彼はどうしてウチの玄関に棲みついているのだろう。雨風はしのげるし、気温は一定で住みやすいことは間違いなかろう。が、餌は外より圧倒的に少ない筈だ。外敵がほぼいないとは言え、どうして我が家、しかも玄関限定で棲みついているのだろう。どうして出しても出しても入ってくるのだろう。
本当に不思議だ。
私は大の蜘蛛嫌いである。蜘蛛の習性については、全く知らない。彼はもしかしたらせせこましい、こういう空間が好きなのかも知れないとは思うが、推測の域を出ない。

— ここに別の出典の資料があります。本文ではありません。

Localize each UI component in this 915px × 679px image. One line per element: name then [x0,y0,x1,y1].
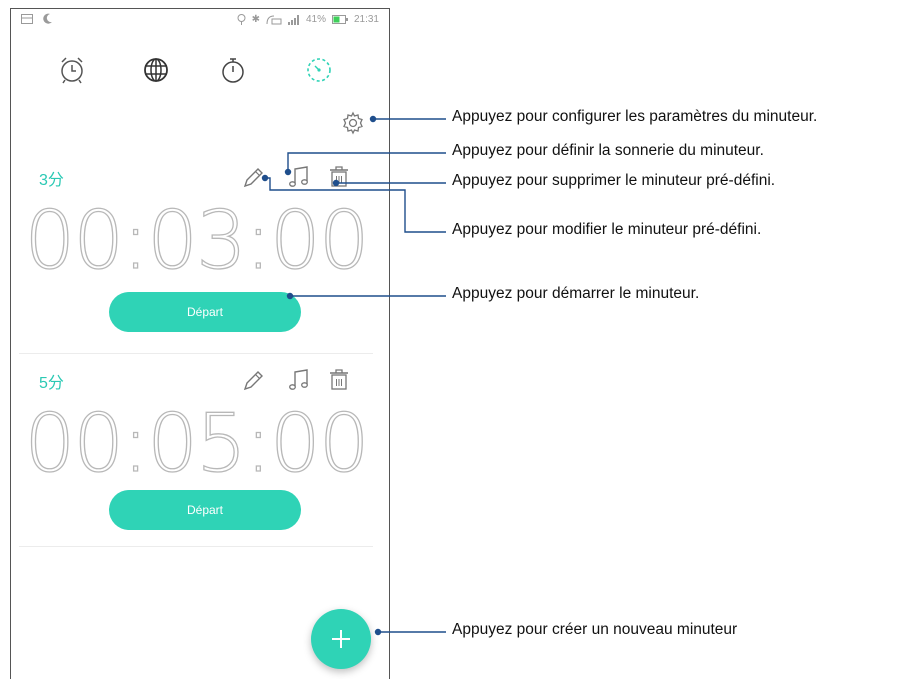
callout-lines [261,115,446,636]
annotation-ringtone: Appuyez pour définir la sonnerie du minu… [452,142,764,159]
annotation-add: Appuyez pour créer un nouveau minuteur [452,621,738,638]
annotation-start: Appuyez pour démarrer le minuteur. [452,285,700,302]
annotation-delete: Appuyez pour supprimer le minuteur pré-d… [452,172,776,189]
annotation-edit: Appuyez pour modifier le minuteur pré-dé… [452,221,762,238]
annotation-settings: Appuyez pour configurer les paramètres d… [452,108,818,125]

この前、蚊に刺されなくなる画期的な塗り薬が開発された、というニュースをやっていた。その時、メーカーの開発担当の方が仰った言葉に私は衝撃を受けた。
「この薬を塗った所に着地しようとすると、蚊はツルっと滑ります。その瞬間、蚊はきっと『底なし沼にハマったような気持ち』になり、大変慌てるでしょう。そのまま飛び立ってしまいます」
蚊の足は実はまっ平ではなく、皮膚に引っ掛けて身体を安定させるような構造になっているそうだ。このメーカーはそこに着目し、蚊の足が「皮膚に引っかからない」ようにツルツルさせよう、と考えたらしい。

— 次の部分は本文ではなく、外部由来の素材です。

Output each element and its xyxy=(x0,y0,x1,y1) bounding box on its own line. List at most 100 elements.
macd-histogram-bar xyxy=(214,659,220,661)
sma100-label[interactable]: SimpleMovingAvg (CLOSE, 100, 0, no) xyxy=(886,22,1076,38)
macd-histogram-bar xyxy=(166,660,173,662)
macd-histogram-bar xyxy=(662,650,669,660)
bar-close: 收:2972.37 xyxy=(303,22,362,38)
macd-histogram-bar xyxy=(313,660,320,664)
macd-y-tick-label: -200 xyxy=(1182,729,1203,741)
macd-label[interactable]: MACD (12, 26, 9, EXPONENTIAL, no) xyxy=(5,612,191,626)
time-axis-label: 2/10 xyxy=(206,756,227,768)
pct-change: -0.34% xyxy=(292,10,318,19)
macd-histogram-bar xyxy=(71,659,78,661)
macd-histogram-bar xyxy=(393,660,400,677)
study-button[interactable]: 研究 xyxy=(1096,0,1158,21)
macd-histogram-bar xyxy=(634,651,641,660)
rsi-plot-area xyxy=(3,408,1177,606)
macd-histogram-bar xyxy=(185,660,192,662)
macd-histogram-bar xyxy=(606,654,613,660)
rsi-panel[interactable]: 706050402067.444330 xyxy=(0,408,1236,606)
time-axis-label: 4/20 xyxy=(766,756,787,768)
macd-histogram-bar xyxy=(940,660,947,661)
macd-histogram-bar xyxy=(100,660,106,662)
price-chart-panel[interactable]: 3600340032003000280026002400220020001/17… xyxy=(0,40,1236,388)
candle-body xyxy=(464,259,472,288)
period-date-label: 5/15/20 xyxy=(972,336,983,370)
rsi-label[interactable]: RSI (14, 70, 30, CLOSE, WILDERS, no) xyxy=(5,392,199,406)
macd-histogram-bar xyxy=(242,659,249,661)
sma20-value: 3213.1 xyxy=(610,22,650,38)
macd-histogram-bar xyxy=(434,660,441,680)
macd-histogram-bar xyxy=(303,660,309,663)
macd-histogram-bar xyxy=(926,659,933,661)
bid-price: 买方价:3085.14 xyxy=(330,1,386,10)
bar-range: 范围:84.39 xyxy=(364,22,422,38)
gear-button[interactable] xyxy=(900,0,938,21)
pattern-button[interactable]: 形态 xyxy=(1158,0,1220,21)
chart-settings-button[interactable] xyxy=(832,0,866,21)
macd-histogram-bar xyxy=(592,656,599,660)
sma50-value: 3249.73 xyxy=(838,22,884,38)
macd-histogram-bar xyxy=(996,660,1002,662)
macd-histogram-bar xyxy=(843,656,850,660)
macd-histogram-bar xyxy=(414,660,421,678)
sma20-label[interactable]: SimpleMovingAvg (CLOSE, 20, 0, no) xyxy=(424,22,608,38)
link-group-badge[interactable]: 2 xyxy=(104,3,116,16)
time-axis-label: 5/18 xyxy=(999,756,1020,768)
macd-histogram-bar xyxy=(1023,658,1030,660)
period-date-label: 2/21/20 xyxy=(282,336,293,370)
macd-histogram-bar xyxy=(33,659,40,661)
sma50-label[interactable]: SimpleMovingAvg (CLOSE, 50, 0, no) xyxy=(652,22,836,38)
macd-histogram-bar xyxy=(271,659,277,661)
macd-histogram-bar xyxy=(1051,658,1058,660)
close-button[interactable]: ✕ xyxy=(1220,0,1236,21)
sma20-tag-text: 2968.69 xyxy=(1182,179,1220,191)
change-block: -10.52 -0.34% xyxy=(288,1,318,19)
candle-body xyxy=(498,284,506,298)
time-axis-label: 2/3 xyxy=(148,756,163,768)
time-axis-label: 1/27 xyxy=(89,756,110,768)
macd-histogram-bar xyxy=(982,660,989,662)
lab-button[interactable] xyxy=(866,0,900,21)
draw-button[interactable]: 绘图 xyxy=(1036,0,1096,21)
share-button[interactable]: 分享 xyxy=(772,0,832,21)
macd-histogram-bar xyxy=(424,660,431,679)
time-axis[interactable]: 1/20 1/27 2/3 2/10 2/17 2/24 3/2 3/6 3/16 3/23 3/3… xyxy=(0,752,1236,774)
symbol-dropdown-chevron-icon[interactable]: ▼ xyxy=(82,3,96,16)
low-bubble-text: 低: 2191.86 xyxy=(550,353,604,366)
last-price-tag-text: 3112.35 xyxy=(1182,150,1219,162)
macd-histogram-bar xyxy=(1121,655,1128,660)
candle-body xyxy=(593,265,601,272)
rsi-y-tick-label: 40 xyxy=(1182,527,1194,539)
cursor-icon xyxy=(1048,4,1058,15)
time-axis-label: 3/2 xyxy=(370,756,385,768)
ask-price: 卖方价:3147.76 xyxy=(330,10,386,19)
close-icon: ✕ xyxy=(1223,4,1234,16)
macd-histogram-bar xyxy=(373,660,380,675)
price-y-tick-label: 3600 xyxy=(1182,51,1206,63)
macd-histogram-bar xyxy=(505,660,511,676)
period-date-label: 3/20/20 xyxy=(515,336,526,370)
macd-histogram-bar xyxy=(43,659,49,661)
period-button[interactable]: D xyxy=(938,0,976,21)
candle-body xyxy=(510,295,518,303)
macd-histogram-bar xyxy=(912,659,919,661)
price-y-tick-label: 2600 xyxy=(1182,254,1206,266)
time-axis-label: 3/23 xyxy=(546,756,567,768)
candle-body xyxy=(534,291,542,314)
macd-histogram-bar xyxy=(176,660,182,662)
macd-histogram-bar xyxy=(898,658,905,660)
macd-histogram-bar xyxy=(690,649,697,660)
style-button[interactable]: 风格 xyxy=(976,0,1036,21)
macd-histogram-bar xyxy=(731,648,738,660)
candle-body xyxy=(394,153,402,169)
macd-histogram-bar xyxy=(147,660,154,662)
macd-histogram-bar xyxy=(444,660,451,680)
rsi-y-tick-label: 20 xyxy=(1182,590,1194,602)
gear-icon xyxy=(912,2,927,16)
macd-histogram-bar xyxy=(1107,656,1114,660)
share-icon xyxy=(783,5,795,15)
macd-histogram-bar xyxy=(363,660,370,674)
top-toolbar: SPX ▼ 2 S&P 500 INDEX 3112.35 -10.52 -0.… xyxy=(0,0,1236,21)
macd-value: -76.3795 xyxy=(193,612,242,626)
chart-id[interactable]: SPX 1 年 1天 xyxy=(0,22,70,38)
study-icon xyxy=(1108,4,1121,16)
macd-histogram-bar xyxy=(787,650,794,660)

結果、蚊が着地しようとすると足を滑らせてしまい、血を吸うどころではなくなって飛び去ってしまう、という塗り薬が開発されたそうなのである。
殺虫剤はあまり多用すると人体に良くないのは勿論、『耐性蚊』といって殺虫剤で死ににくい種が出来てしまうそうだ。この塗り薬はそういった心配がないのも素晴らしい点の一つだ、と紹介されていた。

蚊が『底なし沼にハマったような気持ち』って、どうやってわかるんだろう。蚊が『慌てる』って、どんな感じなんだろう。可笑しくなってしまった。
マンガだと、ビクッとして汗をいっぱい出している蚊の様子を想像できるけれど、本物の蚊がそんな気持ちになるのを想像できるって、凄いなあと純粋に感心した。研究を突き詰めると、ひょっとして蚊の気持ちまで分かるようになるのかもしれないな、と思った。

私は大の蜘蛛嫌いだし、彼の気持ちを推し量ることが出来るほど、彼の生態や習性について詳しくない。ただ、涼しいからかな、とか外敵が少ないからかな、とかそんな風に推測するくらいがせいぜいだ。
朝起きてきて、シンとした玄関でぴょんと彼が跳ねるのを見ると、あーあ、またか、と思う。蜘蛛は嫌いだけど、あの彼は一体どんな理由でウチの玄関が好きなのだろう、といつも気になっている。
彼と話が出来るなら、一度理由を訊いてみたいものだ。